Nos dias de grandes negócios financeiros,
deslocava a mente das obrigações veneráveis, colocando-a distante,
na esfera dos banqueiros comuns.
Não fosse a proteção espiritual,
essa atitude teria comprometido oportunidades vitais de
muita gente.
A colaboração do pobre amigo tornara-se quase nula,
e alguns desencarnados nas intervenções cirúrgicas que ele praticava, notando-lhe a irresponsabilidade, atribuíram-lhe a causa da
morte física, quando não a esperavam, votando-lhe ódio terrível.
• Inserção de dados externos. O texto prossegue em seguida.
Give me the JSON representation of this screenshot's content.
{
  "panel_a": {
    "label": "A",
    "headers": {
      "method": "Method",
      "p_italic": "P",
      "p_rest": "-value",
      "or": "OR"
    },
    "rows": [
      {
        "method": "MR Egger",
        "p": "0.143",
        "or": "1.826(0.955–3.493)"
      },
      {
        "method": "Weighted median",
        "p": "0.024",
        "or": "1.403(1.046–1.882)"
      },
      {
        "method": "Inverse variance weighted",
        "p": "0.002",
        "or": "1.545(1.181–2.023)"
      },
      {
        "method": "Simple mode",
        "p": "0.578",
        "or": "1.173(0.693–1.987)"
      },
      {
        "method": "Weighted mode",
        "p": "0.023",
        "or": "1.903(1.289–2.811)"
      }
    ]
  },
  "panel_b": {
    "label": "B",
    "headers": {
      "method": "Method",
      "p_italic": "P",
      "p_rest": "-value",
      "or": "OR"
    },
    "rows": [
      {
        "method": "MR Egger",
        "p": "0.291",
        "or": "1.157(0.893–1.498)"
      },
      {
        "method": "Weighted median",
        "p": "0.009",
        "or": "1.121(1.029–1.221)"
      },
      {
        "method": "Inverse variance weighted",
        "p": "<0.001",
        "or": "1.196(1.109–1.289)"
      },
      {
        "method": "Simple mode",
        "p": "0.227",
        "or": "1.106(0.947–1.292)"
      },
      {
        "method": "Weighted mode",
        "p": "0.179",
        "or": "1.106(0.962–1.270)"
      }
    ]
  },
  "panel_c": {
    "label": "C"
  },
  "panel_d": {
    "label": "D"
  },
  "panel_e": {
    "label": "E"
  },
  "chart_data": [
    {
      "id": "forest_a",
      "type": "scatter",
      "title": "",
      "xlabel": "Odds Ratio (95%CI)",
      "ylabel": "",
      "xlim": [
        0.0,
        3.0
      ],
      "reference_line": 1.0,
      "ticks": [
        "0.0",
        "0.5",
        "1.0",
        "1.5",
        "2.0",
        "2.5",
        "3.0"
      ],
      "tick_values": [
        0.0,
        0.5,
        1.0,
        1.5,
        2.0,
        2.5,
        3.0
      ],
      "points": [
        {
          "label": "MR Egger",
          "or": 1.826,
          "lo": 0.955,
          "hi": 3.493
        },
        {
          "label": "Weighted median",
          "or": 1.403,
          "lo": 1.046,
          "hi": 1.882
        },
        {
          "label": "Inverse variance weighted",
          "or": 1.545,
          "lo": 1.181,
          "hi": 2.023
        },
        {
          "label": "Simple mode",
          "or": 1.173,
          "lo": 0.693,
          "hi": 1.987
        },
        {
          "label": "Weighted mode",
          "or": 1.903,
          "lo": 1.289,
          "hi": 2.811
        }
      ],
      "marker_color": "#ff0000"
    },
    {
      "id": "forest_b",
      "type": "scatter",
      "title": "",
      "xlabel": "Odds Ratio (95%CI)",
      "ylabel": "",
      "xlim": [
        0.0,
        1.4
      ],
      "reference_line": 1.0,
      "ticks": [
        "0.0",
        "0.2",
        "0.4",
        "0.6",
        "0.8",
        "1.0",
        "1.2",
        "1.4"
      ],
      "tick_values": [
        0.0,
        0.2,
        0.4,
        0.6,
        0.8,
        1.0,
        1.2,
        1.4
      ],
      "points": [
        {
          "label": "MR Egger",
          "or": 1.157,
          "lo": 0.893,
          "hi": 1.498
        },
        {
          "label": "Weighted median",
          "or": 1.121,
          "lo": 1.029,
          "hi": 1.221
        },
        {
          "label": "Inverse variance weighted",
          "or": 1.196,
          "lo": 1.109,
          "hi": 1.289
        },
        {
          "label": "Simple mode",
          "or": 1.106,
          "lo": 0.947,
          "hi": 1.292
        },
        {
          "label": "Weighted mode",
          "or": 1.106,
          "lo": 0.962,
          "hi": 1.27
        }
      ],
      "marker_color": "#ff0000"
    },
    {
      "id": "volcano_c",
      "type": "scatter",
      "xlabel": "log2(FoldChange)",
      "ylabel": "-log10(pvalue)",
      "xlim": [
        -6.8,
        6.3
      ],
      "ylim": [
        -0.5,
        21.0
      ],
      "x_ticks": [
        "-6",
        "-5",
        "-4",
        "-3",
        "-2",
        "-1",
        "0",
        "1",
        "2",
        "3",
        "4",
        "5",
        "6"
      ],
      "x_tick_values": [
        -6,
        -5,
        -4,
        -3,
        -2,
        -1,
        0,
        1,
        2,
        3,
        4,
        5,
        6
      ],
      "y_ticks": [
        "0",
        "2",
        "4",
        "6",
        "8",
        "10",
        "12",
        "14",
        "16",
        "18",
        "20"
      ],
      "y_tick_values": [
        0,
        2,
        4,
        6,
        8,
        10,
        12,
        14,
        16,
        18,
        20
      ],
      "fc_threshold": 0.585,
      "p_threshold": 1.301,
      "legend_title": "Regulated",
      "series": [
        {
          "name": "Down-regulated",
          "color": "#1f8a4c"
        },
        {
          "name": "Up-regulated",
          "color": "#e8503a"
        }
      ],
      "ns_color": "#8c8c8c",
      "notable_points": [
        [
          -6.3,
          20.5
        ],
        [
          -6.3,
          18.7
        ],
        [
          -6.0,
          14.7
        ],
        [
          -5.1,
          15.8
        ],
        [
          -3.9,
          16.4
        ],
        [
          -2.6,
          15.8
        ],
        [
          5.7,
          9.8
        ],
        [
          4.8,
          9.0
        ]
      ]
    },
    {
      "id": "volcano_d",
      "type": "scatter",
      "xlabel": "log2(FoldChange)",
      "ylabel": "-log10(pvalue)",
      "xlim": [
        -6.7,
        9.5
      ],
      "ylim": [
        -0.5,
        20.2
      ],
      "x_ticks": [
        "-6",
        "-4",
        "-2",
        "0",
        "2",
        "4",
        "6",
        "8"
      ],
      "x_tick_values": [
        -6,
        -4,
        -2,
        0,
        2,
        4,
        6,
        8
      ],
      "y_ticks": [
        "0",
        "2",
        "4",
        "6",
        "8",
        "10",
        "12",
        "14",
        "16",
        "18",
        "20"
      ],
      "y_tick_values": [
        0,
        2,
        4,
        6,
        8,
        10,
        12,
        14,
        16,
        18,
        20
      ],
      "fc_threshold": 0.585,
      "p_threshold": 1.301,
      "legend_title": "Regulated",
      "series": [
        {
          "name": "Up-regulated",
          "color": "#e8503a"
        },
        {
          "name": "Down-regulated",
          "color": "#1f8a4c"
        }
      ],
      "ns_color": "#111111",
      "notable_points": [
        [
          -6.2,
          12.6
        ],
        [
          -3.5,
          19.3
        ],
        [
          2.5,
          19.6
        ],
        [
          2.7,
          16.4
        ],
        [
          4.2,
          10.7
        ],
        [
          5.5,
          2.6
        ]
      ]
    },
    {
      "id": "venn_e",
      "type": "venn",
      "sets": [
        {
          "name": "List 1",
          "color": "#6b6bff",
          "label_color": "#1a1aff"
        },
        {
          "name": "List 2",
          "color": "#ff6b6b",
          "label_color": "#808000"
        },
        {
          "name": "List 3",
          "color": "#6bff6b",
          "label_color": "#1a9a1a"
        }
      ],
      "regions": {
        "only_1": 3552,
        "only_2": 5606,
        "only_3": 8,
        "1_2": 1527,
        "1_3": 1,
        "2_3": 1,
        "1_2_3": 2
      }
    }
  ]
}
Amigos do operador prestaram esclarecimentos justos a muitos;
entretanto, dois deles, mais ignorantes e maldosos, perseveraram
na estranha atitude e o esperaram no limiar do sepulcro.
– Horrível! – exclamei.
Se ele, porém, não é culpado da desencarnação
desses adversários gratuitos, como pode ser atormentado
desse modo?
Explicou Vicente, em tom mais grave:
– Realmente, não tem a culpa da morte deles. Nada fez para
interromper-lhes a existência física.
Mas é responsável pela inimizade
e incompreensão criadas na mente dessas pobres criaturas,
porque, não estando seguro do seu dever, nem tranqüilo com a
consciência, o nosso amigo julga-se culpado, em razão das outras
falhas a que se entregou imprevidentemente.
Todo erro traz fraqueza
e, assim sendo, o nosso colega, por enquanto, não adquiriu
forças para se desvencilhar dos algozes.
Perante a Justiça Divina,
portanto, ele não resgata crimes inexistentes, mas repara certas
faltas graves e aprende a conhecer-se a si mesmo, a entender as
obrigações nobres e praticá-las, compreendendo, por fim, a felicidade
dos que sabem ser úteis com segurança de fé em Deus e em
si mesmos.
A noção do dever bem cumprido, André, ainda que
todos os homens permaneçam contra nós, é uma luz firme para o
dia e abençoado travesseiro para a noite.
O nosso colega, tendo
abusado da profissão, entrou em dolorosa prova.
–
Ah! sim – exclamei –, agora compreendo.
Onde exista uma
falta, pode haver muitas perturbações; onde apagamos a luz,
podemos cair em qualquer precipício.
– Justamente.
Calou-se o amigo, andando, muito tempo, ao meu lado, como
se estivesse surpreendido, como eu, defrontando as avenidas de
rosas.
Depois de longas meditações, convidou-me fraternalmente:
– Regressemos ao nosso núcleo.
Creio devamos ouvir Aniceto,
ainda hoje, referentemente ao serviço comum.